Closing Guantanamo Bay part of military trial deal for Khalid Shaikh Mohammed, four 9/11 thugsBY Kenneth R. Bazinet and James Gordon Meek
March 6, 2010
WASHINGTON - Khalid Shaikh Mohammed won't be returning to the scene of his unspeakable crime.
Feds involved in security preparations for lower Manhattan's Foley Square courthouse have been quietly ordered to cease all preparations for a 9/11 trial blocks from where the twin towers fell, the Daily News has learned.
Senior aides will soon urge President Obama to reverse Attorney General Eric Holder and prosecute the terrorists in a military courtroom, aides confirmed Friday.
A final decision on just where, and exactly how, KSM and four other Sept. 11 thugs will be tried is still weeks away as the government tries to untangle a legal and political mess that has dragged on for seven years.
"The White House is continuing to review what the available options are that would bring the 9/11 detainees to justice," an Obama official said. "We do not expect a decision for weeks as the review process is ongoing."
Word that the White House was leaning toward the military course came after Obama and his chief of staff, Rahm Emanuel, ordered Justice Department officials to conduct an exhaustive survey of potential sites to conduct a civilian trial in a federal courthouse.
Officials are believed still to be looking at such sites as a state prison in western Illinois that may be converted to house Guantanamo prisoners. The Marine Corps base at Quantico, Va., also may remain an option.
"We're very flexible - all we need is a courtroom," said one U.S. official.
"No decisions have been made," White House spokesman Robert Gibbs reiterated. "This hasn't gone up to the President yet. "
Rep. Pete King (R-L.I.), an opponent of a Manhattan trial, hailed the news that the civilian trial may be dead.
"The President is now confronting reality, and he's finding out that the campaign trail is different from the reality of the war against terror," King said.

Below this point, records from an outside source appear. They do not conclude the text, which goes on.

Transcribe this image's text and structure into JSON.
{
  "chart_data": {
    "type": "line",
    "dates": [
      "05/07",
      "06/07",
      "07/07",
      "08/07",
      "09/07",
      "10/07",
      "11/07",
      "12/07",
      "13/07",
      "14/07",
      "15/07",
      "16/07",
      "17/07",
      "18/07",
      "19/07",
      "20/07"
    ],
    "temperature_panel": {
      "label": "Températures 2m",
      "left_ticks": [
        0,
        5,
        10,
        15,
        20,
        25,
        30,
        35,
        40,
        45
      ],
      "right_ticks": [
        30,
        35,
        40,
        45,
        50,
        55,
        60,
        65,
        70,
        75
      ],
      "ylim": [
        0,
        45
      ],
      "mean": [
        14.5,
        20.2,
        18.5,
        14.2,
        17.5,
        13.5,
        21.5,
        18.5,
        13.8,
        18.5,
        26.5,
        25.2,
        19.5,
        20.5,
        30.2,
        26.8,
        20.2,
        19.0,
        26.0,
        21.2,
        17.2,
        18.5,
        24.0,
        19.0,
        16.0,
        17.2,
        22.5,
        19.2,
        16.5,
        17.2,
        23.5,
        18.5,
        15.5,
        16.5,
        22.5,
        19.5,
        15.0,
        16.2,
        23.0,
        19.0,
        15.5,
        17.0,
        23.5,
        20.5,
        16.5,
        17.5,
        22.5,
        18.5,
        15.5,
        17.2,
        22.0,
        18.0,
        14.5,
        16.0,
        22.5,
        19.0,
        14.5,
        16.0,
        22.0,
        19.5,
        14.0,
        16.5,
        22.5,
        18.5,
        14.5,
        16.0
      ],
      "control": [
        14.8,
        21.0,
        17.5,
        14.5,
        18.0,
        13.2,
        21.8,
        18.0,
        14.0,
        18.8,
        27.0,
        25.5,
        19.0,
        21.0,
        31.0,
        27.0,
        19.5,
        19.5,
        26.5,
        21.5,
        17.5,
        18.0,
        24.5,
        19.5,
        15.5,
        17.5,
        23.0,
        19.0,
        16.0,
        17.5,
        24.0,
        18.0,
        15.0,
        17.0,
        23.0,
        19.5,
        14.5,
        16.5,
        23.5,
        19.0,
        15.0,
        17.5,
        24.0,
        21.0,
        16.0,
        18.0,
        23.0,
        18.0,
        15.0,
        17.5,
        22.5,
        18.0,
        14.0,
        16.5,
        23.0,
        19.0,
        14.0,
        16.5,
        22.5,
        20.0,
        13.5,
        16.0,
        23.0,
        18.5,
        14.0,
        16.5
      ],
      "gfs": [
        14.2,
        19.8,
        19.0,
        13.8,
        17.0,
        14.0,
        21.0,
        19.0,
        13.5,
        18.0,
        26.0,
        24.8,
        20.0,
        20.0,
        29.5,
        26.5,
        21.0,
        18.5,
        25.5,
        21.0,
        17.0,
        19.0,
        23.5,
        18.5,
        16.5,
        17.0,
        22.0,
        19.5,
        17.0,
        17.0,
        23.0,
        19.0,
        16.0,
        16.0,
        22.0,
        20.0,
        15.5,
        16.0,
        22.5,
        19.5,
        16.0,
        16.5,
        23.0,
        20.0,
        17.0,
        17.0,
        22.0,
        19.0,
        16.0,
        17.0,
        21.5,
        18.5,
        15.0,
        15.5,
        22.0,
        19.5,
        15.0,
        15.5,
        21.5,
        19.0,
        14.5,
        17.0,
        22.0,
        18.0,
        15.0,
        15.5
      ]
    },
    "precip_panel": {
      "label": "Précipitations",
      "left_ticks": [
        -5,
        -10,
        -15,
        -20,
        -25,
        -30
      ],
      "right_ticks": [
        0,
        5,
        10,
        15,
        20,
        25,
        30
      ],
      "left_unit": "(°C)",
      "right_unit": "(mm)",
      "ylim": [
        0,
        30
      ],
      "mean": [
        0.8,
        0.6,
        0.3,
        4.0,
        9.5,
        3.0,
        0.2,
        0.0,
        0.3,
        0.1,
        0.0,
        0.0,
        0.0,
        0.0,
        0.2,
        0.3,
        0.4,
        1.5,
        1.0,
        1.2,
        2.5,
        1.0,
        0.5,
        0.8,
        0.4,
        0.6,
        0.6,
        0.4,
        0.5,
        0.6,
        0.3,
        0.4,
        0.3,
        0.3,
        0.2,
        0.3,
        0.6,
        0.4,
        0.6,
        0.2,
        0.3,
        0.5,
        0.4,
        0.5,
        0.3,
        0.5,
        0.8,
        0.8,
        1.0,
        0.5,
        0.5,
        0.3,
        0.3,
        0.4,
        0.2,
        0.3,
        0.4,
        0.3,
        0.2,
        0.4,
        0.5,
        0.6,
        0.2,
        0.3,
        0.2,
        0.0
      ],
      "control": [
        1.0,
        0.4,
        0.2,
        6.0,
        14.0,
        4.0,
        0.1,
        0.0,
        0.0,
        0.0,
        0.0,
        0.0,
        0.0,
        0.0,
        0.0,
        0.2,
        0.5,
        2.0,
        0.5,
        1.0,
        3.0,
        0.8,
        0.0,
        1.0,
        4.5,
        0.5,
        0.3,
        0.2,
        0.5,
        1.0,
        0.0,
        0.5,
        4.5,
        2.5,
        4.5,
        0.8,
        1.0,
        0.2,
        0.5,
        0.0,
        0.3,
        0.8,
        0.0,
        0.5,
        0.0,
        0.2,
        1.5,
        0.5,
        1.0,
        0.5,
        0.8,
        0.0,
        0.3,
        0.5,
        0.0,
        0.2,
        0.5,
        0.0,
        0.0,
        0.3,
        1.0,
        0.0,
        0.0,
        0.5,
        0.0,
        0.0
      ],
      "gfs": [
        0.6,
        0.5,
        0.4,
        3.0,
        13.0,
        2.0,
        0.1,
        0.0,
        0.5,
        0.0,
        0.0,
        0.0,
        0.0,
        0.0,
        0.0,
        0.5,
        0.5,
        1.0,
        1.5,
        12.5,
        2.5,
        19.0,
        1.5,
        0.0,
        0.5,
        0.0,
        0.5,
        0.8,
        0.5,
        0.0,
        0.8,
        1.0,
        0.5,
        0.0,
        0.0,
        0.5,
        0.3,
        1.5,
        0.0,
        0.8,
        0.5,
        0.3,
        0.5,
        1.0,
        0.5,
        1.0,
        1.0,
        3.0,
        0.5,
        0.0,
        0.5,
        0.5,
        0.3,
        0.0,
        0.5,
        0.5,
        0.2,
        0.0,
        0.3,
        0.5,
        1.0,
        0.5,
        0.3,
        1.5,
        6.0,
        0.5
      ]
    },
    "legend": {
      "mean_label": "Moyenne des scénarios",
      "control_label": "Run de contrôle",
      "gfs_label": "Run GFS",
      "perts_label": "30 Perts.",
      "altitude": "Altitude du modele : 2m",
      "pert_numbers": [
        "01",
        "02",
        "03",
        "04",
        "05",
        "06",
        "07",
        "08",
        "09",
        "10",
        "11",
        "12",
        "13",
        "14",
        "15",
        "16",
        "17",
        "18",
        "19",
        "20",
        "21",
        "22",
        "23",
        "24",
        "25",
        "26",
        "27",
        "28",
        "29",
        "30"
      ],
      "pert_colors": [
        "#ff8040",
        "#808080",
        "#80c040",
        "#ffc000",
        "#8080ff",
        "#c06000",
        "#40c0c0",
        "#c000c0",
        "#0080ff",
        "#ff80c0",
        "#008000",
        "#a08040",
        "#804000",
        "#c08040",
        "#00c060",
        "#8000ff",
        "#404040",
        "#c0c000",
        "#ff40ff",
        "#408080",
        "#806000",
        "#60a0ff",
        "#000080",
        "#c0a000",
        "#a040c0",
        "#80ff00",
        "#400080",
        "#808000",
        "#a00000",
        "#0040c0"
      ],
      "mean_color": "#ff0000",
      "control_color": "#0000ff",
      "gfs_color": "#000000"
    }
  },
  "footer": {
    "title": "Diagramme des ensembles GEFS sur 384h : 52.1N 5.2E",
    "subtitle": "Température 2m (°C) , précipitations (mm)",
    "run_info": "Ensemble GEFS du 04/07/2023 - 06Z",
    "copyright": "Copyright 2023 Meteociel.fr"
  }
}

The White House has heard loud and clear the complaints of city officials, but some Obama insiders feel the 9/11 family members who wanted the trial here should have a voice in the decision on where it winds up.
"I think people do feel helpless on this one," an influential 9/11 relative agreed.
Still, it is increasingly likely the administration will be forced to keep the defendants in the military commission system for trial.
"The city doesn't want it, and Congress is not going to fund it, and the military tribunals are an option," an Obama aide said.
Republicans have claimed it will be easier to execute the Al Qaeda plotters, and they won't have a propaganda platform in the military system. But a Defense Department official sympathetic to the military option scoffed.
"They will have their say" at the tribunal, particularly if they defend themselves, as KSM did in a Guantanamo Bay proceeding, the source said.
A military trial probably will be part of a deal with increasingly influential GOP Sen. Lindsey Graham of South Carolina - an Air Force judge advocate - in exchange for his help in finally closing Gitmo's terrorist prison.
Military prosecutors - who dismissed charges against Mohammed and his four henchmen last January in anticipation of a federal indictment in New York - are eager to start over with "new charges and a new arraignment" as soon as Obama signs a military order, an official said.
The military justice system for terrorists set up by ex-President George W. Bush has been a dismal failure - but Obama signed a bill last year improving it.
"We can't say for sure" if KSM or the others will be executed even if they plead guilty, the Defense official said.
Under the old system, the 9/11 five tried to be "martyred" by execution but were told by a military judge they would not be put to death if they admitted their crimes.
New prosecution rules awaiting Defense Secretary Robert Gates' signoff would mean KSM will face a death penalty trial if he pleads guilty, and a death verdict by a military jury would have to be unanimous.
"We can't just take KSM's word for it. The government still has a responsibility to show evidence," the official said.